Personal information
- Born: December 28, 1946 (age 79) Denison, Iowa, U.S.
- Listed height: 6 ft 3 in (1.91 m)
- Listed weight: 205 lb (93 kg)

Career information
- High school: Schleswig (Schleswig, Iowa)
- College: Morningside (1964-1967)
- NFL draft: 1968: undrafted

Career history
- Minnesota Vikings (1968–1969)*; Boston Patriots (1970); Minnesota Vikings (1972)*;
- * Offseason and/or practice squad member only

Career NFL statistics
- Receptions: 3
- Receiving yards: 39
- Touchdowns: 1
- Stats at Pro Football Reference

= Gayle Knief =

American football player (born 1946)

Gayle C. Knief (born December 28, 1946) is an American former professional football player who was a wide receiver in the National Football League (NFL). He played college football for the Morningside Mustangs.

Knief was born in Denison, Iowa, in 1946. He attended Schleswig High School in Schleswig, Iowa, and played college football and basketball at Morningside College in Sioux City, Iowa.
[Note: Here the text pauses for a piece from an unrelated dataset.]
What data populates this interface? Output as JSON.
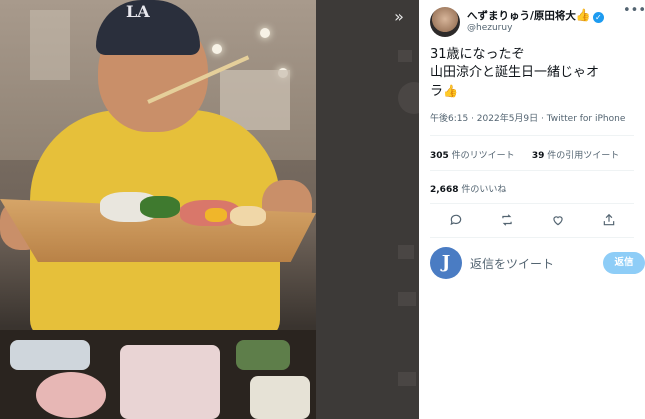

He received All-North Central Conference honors in football in 1966 and 1967.

He signed with the Minnesota Vikings as an undrafted free agent in 1968. He played on the Vikings' taxi squad during the 1968 and 1969 seasons. He signed with the Boston Patriots in 1970. He appeared in three games during the 1970 season. He entered his first NFL game with two minutes and 18 seconds remaining and caught two passes, including a 22-yard touchdown reception. He was cut by the Patriots in 1971 and returned to the Vikings' taxi squad that fall.

Knief married Diane McClintock, and they had two son, Jason and Derek. After retiring from football, he owned and operated a construction and real estate firm in Carroll, Iowa. In 1997, he was inducted into the Morningside College M-Club Hall of Fame.